A direção e o roteiro ficaram a cargo de Bruno Garotti, que não economiza nos clichês, mas tenta fazer com que eles não sejam tão cansativos. Os conflitos do protagonista são sempre possíveis de adivinhar, mas a naturalidade com que eles aparecem em cena fazem a diferença. Aliás, é corajoso ver um filme falando com concisão sobre temas que ainda são “tabus familiares”, como virgindade e preconceito. “Eu Fico Loko” consegue abordar esses assuntos sem superficialidade e ainda deixa uma boa mensagem para a garotada. Além da participação do próprio Christian Figueiredo, que conta sua história por meio de flashbacks, a trama funciona especialmente pelo ótimo desempenho do ator Filipe Bragança e do elenco secundário, que conseguem a simpatia do público com facilidade. Mesmo se você não conhecer nada da história do youtube, a leveza do filme faz com que seja completamente possível embarcar nas aventuras improváveis da turma. Apesar de assumir um aspecto que varia entre a linguagem novelesca e o cinematográfica, Garotti tem algumas sacadas criativas que são beneficiadas pela montagem rápida. Acaba que “Eu Fico Loko” diverte por não ser pretensioso como obra, enquanto escancara a intenção primária de ser um sucesso de bilheteria. (DB)
O youtuber Christian Figueiredo mostra como um garoto comum superou o bullying e se transformou em um sucesso da internet
AGrandeViagem
Estreia Após vencer o Festival de Brasília 2016, o drama “A Cidade Onde Envelheço” estreia no dia 9 de fevereiro nos cinemas. Dirigido por Marília Rocha, a história acompanha Francisca, uma jovem emigrante portuguesa morando no Brasil, que recebe em sua casa Teresa, uma antiga conhecida com quem já havia perdido contato. As duas passam a lidar com desejos simultâneos e opostos: a vontade de partir para outro país e a saudade de casa.
SÉRIE DE TV Estreou ontem na TV Brasil a série infanto-juvenil “A Grande Viagem”, criada e dirigida por Caroline Fioratti. Um dos últimos trabalhos do ator Umberto Magnani, a série de treze episódios será exibida todas sexta, sempre às 20h30. Na trama, Magnani interpreta o Vovô Mário, ex-vendedor porta-a-porta de guia de viagens, que começa a apresentar os primeiros sinais do Mal de Alzheimer.
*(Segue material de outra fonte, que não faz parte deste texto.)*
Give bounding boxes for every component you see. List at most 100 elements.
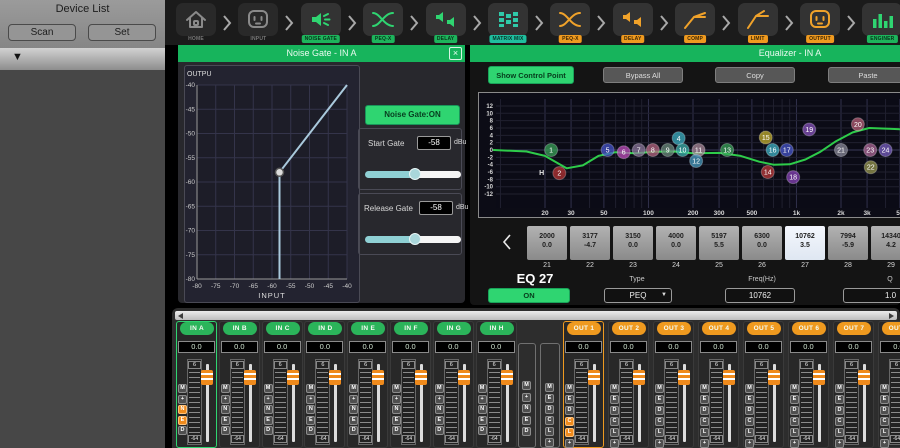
- channel-button-m[interactable]: M: [655, 384, 664, 393]
- channel-value[interactable]: 0.0: [790, 341, 827, 353]
- channel-value[interactable]: 0.0: [264, 341, 301, 353]
- master-button-e[interactable]: E: [545, 394, 554, 403]
- channel-button-d[interactable]: D: [700, 406, 709, 415]
- channel-button-+[interactable]: +: [610, 439, 619, 448]
- eq-control-point-20[interactable]: 20: [851, 118, 864, 131]
- toolbar-item-limit[interactable]: LIMIT: [735, 0, 781, 45]
- toolbar-item-matrix-mix[interactable]: MATRIX MIX: [485, 0, 531, 45]
- channel-button-c[interactable]: C: [610, 417, 619, 426]
- channel-tab[interactable]: OUT 4: [702, 322, 736, 335]
- channel-value[interactable]: 0.0: [835, 341, 872, 353]
- channel-button-e[interactable]: E: [565, 395, 574, 404]
- channel-button-m[interactable]: M: [221, 384, 230, 393]
- channel-button-l[interactable]: L: [790, 428, 799, 437]
- channel-tab[interactable]: OUT 5: [747, 322, 781, 335]
- channel-button-m[interactable]: M: [392, 384, 401, 393]
- master-button-d[interactable]: D: [522, 427, 531, 436]
- channel-button-+[interactable]: +: [349, 395, 358, 404]
- noise-gate-on-button[interactable]: Noise Gate:ON: [365, 105, 460, 125]
- channel-button-e[interactable]: E: [178, 416, 187, 425]
- mixer-scrollbar[interactable]: [175, 311, 897, 320]
- gate-threshold-handle[interactable]: [276, 168, 284, 176]
- channel-button-e[interactable]: E: [264, 416, 273, 425]
- fader-handle[interactable]: [633, 370, 645, 385]
- scan-button[interactable]: Scan: [8, 24, 76, 41]
- slider-knob[interactable]: [409, 168, 421, 180]
- channel-button-m[interactable]: M: [349, 384, 358, 393]
- channel-button-e[interactable]: E: [655, 395, 664, 404]
- fader-handle[interactable]: [588, 370, 600, 385]
- channel-button-+[interactable]: +: [435, 395, 444, 404]
- eq-type-select[interactable]: PEQ ▼: [604, 288, 672, 303]
- channel-value[interactable]: 0.0: [306, 341, 343, 353]
- channel-value[interactable]: 0.0: [221, 341, 258, 353]
- eq-control-point-8[interactable]: 8: [646, 144, 659, 157]
- channel-button-d[interactable]: D: [880, 406, 889, 415]
- channel-value[interactable]: 0.0: [700, 341, 737, 353]
- channel-value[interactable]: 0.0: [178, 341, 215, 353]
- channel-button-n[interactable]: N: [435, 405, 444, 414]
- eq-control-point-9[interactable]: 9: [661, 144, 674, 157]
- toolbar-item-peq-x[interactable]: PEQ-X: [360, 0, 406, 45]
- band-cell-25[interactable]: 51975.5: [699, 226, 739, 260]
- channel-button-d[interactable]: D: [790, 406, 799, 415]
- close-icon[interactable]: ×: [449, 47, 462, 60]
- channel-button-+[interactable]: +: [655, 439, 664, 448]
- channel-button-+[interactable]: +: [745, 439, 754, 448]
- channel-button-m[interactable]: M: [435, 384, 444, 393]
- release-gate-value[interactable]: -58: [419, 201, 453, 215]
- channel-button-e[interactable]: E: [610, 395, 619, 404]
- master-button-d[interactable]: D: [545, 405, 554, 414]
- channel-button-m[interactable]: M: [700, 384, 709, 393]
- band-cell-22[interactable]: 3177-4.7: [570, 226, 610, 260]
- channel-tab[interactable]: OUT 1: [567, 322, 601, 335]
- channel-tab[interactable]: IN C: [266, 322, 300, 335]
- copy-button[interactable]: Copy: [715, 67, 795, 83]
- toolbar-item-noise-gate[interactable]: NOISE GATE: [298, 0, 344, 45]
- channel-button-c[interactable]: C: [655, 417, 664, 426]
- channel-value[interactable]: 0.0: [610, 341, 647, 353]
- channel-button-n[interactable]: N: [478, 405, 487, 414]
- channel-button-m[interactable]: M: [264, 384, 273, 393]
- channel-button-m[interactable]: M: [790, 384, 799, 393]
- channel-button-c[interactable]: C: [880, 417, 889, 426]
- eq-control-point-13[interactable]: 13: [721, 144, 734, 157]
- slider-knob[interactable]: [409, 233, 421, 245]
- master-button-l[interactable]: L: [545, 427, 554, 436]
- master-button-c[interactable]: C: [545, 416, 554, 425]
- channel-button-n[interactable]: N: [306, 405, 315, 414]
- channel-value[interactable]: 0.0: [655, 341, 692, 353]
- channel-button-+[interactable]: +: [306, 395, 315, 404]
- start-gate-value[interactable]: -58: [417, 136, 451, 150]
- eq-control-point-7[interactable]: 7: [632, 144, 645, 157]
- channel-button-e[interactable]: E: [478, 416, 487, 425]
- channel-button-n[interactable]: N: [264, 405, 273, 414]
- toolbar-item-peq-x[interactable]: PEQ-X: [547, 0, 593, 45]
- channel-button-+[interactable]: +: [392, 395, 401, 404]
- release-gate-slider[interactable]: [365, 236, 461, 243]
- fader-handle[interactable]: [501, 370, 513, 385]
- fader-handle[interactable]: [329, 370, 341, 385]
- toolbar-item-output[interactable]: OUTPUT: [797, 0, 843, 45]
- channel-button-e[interactable]: E: [745, 395, 754, 404]
- channel-tab[interactable]: OUT 7: [837, 322, 871, 335]
- fader-handle[interactable]: [768, 370, 780, 385]
- eq-control-point-18[interactable]: 18: [787, 171, 800, 184]
- channel-button-n[interactable]: N: [392, 405, 401, 414]
- fader-handle[interactable]: [201, 370, 213, 385]
- channel-button-e[interactable]: E: [700, 395, 709, 404]
- channel-button-+[interactable]: +: [264, 395, 273, 404]
- channel-value[interactable]: 0.0: [435, 341, 472, 353]
- master-button-n[interactable]: N: [522, 404, 531, 413]
- eq-control-point-2[interactable]: 2: [553, 167, 566, 180]
- channel-button-l[interactable]: L: [610, 428, 619, 437]
- eq-control-point-24[interactable]: 24: [879, 144, 892, 157]
- band-cell-28[interactable]: 7994-5.9: [828, 226, 868, 260]
- fader-handle[interactable]: [372, 370, 384, 385]
- paste-button[interactable]: Paste: [828, 67, 900, 83]
- channel-button-+[interactable]: +: [565, 439, 574, 448]
- eq-control-point-21[interactable]: 21: [835, 144, 848, 157]
- channel-button-l[interactable]: L: [745, 428, 754, 437]
- band-cell-21[interactable]: 20000.0: [527, 226, 567, 260]
- master-button-e[interactable]: E: [522, 416, 531, 425]
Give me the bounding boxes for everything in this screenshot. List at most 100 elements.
Seu neto, o menino de dez anos Lipe, papel de Léo Palhano, resolve ajudá-lo a encontrar sua “memória perdida”. Quando eles descobrem que o armário no quarto do avô é um portal mágico pelo qual podem viajar pelo mundo, até mesmo através do tempo, passando por diferentes países e épocas, tem início uma aventura. A história investe no teor lúdico e é baseada em um curta-metragem da diretora que foi lançado em 2011.